Golf courses, salons, barbershops and retail stores in New Hampshire were set to open their doors Monday as the state cautiously began to loosen restrictions amid the coronavirus outbreak.
The move is the first part of Gov. Chris Sununu's plan to reopen the economy while encouraging social distancing, a process his administration has dubbed "Stay-at-Home 2.0."
The state is requiring that retail employees wear masks at all times and that stores enforce social distancing by keeping people six feet apart.
Dentists and oral hygienists can start to reopen this week under new rules designed to protect them and their patients from the virus.
While dental practices were never ordered closed in New Hampshire, the state's Dental Association advised its members to cease all but emergency care. On Friday, Gov. Chris Sununu's office released guidelines allowing them to resume practicing.
The outbreak forced Democrats in New Hampshire to hold their annual political convention online Saturday.
More than 3,000 people logged on to watch and participate in the event, which featured a keynote address by Georgia Democrat Stacey Abrams. Several candidates for public office and elected leaders also shared remarks.

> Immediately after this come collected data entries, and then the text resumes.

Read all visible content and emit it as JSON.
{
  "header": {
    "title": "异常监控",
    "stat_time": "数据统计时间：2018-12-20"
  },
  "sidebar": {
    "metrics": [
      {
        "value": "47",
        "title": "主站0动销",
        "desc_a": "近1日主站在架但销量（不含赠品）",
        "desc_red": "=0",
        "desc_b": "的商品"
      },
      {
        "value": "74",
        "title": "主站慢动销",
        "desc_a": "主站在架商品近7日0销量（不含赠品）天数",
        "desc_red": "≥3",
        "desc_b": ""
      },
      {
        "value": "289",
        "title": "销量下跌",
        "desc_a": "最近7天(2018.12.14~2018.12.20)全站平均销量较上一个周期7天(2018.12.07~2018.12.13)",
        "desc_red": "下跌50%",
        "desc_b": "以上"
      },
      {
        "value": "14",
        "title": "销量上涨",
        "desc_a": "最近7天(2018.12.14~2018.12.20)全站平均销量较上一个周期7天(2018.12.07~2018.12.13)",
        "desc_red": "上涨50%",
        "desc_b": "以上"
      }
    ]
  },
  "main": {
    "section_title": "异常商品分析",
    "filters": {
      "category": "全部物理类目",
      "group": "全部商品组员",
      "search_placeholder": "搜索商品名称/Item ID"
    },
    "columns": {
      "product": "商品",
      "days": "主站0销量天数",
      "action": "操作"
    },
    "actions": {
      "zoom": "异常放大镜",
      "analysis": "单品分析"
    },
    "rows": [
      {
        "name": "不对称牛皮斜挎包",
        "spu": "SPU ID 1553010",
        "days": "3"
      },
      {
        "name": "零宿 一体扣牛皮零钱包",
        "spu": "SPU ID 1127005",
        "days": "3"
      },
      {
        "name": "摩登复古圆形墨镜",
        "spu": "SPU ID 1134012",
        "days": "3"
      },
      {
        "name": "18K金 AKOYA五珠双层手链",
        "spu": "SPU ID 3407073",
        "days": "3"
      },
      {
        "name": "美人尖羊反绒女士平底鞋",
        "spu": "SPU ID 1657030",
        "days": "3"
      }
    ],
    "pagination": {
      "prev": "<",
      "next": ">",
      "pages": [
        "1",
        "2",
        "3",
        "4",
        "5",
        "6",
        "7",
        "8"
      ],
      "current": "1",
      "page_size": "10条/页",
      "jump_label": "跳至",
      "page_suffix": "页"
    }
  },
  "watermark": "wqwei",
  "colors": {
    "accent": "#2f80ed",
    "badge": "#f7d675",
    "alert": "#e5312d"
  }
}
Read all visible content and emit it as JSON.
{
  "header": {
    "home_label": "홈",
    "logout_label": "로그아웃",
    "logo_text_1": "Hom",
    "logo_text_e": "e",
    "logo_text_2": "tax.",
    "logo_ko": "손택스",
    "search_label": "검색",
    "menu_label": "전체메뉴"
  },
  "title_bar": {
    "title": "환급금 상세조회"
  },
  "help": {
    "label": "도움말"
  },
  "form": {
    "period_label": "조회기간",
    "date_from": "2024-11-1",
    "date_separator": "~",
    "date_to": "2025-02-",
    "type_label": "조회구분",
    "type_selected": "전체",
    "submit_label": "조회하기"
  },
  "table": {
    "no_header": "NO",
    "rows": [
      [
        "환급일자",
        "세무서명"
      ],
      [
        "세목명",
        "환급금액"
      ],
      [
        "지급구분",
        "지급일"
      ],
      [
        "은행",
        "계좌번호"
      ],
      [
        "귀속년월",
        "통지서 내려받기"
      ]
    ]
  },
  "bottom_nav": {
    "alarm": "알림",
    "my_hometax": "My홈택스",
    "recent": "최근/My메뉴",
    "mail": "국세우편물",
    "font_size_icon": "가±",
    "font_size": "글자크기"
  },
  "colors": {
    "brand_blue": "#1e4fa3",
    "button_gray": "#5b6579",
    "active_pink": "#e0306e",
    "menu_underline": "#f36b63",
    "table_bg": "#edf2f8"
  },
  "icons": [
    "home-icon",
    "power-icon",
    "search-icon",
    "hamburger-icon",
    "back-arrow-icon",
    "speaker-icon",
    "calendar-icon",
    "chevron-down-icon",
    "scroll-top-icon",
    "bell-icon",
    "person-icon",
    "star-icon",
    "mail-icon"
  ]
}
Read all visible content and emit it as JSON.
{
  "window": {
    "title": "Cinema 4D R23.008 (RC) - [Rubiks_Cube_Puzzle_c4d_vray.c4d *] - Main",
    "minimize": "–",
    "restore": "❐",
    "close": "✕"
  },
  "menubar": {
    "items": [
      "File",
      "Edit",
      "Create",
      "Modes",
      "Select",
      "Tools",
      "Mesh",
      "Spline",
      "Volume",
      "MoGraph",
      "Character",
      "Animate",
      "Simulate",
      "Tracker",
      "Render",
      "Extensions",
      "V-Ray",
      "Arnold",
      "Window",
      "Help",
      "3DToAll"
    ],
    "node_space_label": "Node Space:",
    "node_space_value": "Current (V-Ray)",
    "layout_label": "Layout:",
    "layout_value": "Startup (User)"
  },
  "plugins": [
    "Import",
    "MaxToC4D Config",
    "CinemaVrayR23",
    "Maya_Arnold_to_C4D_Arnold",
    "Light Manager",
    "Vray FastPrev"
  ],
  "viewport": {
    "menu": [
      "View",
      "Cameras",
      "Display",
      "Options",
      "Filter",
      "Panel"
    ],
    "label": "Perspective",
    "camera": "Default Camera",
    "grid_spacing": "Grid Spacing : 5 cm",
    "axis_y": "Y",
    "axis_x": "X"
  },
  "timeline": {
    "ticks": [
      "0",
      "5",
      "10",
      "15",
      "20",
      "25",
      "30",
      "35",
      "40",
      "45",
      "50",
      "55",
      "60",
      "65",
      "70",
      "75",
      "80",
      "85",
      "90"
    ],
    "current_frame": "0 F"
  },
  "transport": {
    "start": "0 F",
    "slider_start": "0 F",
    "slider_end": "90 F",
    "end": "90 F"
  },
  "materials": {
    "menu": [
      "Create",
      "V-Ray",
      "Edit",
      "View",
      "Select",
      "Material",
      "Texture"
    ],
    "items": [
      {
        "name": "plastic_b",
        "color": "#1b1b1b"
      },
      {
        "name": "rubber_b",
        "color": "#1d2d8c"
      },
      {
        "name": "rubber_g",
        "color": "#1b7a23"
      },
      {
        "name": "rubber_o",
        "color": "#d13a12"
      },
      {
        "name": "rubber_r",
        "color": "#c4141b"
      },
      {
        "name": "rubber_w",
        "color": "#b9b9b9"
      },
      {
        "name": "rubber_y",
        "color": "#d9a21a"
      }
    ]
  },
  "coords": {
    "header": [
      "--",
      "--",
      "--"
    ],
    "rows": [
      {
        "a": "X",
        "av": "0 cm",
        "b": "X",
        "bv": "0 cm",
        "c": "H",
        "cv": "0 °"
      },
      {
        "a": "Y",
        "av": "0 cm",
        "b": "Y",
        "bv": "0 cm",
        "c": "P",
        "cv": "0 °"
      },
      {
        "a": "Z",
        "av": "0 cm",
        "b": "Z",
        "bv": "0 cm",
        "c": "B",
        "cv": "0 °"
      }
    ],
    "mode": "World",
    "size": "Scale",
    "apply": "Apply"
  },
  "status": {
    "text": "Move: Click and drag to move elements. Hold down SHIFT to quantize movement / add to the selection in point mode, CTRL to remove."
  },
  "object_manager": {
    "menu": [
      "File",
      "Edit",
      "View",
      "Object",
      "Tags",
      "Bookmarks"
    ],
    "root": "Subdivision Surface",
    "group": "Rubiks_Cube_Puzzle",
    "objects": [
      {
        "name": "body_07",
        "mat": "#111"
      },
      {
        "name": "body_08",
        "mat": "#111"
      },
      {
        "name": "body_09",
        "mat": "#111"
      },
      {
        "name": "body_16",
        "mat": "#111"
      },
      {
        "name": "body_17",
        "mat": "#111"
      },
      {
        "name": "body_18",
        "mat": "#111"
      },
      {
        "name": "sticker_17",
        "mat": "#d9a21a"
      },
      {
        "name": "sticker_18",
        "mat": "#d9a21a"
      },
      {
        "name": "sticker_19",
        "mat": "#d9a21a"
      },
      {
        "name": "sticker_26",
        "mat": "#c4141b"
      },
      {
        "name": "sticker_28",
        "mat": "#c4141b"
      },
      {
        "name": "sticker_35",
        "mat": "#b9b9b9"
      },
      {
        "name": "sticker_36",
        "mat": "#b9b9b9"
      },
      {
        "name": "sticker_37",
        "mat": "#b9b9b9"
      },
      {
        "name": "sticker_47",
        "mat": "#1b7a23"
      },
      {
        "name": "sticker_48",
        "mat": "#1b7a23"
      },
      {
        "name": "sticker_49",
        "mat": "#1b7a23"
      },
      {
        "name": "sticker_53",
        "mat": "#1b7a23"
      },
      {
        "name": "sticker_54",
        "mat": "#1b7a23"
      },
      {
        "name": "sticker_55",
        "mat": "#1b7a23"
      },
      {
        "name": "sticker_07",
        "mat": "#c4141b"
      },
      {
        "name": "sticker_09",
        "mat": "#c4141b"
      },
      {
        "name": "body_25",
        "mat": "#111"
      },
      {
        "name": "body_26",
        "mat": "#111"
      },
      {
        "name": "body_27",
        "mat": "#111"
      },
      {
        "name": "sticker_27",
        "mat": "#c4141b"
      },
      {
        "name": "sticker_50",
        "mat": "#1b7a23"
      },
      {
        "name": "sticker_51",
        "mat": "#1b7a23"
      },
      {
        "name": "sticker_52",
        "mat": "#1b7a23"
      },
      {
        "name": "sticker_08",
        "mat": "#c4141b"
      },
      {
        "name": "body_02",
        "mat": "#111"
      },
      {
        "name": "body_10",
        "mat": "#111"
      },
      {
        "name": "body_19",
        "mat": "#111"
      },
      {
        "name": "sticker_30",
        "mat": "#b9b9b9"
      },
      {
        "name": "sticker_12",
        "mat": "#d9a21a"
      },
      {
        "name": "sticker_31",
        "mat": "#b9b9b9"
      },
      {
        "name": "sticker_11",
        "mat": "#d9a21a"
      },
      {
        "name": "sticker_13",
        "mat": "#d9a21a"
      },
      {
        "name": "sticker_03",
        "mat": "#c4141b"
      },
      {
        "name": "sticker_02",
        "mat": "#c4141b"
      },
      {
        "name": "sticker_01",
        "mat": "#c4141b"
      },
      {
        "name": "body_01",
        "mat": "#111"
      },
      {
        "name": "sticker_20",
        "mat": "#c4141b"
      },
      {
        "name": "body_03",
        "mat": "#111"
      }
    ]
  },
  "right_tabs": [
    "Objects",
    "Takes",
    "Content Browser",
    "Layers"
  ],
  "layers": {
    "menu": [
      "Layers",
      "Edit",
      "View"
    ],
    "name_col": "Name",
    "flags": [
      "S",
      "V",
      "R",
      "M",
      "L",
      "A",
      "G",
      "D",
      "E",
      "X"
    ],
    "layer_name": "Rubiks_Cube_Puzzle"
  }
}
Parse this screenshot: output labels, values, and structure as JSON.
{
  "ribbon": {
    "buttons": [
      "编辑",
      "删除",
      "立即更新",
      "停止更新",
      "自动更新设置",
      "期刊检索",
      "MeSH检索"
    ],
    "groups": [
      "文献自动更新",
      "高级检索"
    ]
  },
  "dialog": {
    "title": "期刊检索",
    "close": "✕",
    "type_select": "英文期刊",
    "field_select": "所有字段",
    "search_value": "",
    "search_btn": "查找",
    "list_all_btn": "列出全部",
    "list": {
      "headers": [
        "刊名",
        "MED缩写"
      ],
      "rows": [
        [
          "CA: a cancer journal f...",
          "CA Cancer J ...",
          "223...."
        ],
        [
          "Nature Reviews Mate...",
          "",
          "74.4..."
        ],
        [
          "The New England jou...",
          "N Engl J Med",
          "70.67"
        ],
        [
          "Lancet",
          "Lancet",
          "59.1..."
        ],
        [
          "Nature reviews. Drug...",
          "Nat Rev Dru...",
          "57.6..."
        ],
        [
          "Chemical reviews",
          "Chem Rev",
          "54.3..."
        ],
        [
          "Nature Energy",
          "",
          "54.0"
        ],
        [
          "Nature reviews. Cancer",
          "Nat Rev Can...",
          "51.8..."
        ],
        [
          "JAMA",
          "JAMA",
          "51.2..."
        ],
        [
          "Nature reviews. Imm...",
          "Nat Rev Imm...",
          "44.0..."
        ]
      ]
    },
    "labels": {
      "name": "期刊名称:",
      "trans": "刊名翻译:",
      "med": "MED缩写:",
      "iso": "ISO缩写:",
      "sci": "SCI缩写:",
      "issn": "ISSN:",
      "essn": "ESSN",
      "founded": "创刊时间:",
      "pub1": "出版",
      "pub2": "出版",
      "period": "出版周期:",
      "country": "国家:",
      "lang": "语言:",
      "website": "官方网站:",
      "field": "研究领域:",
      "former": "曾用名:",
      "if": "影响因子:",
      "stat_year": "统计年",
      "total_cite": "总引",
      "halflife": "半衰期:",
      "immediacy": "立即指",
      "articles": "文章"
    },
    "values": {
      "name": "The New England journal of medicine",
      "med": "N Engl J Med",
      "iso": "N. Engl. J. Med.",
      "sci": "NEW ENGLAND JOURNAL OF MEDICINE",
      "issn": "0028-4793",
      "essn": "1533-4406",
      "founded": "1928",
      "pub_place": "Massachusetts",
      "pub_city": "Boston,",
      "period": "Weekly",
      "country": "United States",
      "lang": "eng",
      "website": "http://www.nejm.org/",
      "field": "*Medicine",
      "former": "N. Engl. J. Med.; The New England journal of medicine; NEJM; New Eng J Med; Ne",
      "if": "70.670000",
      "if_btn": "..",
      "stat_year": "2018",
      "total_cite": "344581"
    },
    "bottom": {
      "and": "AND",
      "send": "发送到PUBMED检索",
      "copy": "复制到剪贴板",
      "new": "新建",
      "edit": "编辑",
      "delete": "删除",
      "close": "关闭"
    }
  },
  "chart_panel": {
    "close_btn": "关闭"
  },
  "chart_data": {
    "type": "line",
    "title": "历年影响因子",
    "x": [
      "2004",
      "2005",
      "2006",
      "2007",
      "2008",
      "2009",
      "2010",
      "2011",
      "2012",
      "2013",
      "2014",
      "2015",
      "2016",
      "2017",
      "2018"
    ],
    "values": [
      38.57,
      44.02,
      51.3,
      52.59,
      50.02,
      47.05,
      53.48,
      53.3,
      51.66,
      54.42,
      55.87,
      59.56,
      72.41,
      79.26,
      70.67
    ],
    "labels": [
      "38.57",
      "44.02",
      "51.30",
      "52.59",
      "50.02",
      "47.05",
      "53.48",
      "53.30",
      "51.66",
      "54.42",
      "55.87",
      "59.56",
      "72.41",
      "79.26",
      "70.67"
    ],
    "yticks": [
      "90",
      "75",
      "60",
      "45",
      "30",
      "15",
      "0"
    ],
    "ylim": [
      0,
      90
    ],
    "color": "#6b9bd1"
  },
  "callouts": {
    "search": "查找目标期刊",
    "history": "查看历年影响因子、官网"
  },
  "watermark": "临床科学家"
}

Party officials say it's the first time a state party has held a virtual convention.
As of Sunday, more than 3,071 people in New Hampshire have been diagnosed with COVID-19, an increase of 61 from the previous day. Two more coronavirus-related deaths were reported Sunday, bringing the number of reported COVID-19 deaths in the state to 133.
Members of an advisory group on easing Connecticut's coronavirus shutdowns are weighing what to do about schools.
The Reopen Connecticut Advisory Group plans to meet Monday to discuss the state education system and its ability to reopen.
Connecticut's public schools closed March 17.
Late last month, Lamont, a Democrat, announced plans to begin gradually lifting restrictions on businesses and activities.
Connecticut officials released detailed protocols Friday on how restaurants, retail stores, hair salons and other businesses can reopen beginning May 20. Lamont has stressed that they don't have to reopen if they don't feel prepared.
On Sunday, officials announced another 35 deaths from the virus, bringing Connecticut's total number of COVID-19 deaths to 2,967. Another 570 cases were reported Sunday for a total so far of 33,554. More than 1,200 people with the virus remain hospitalized.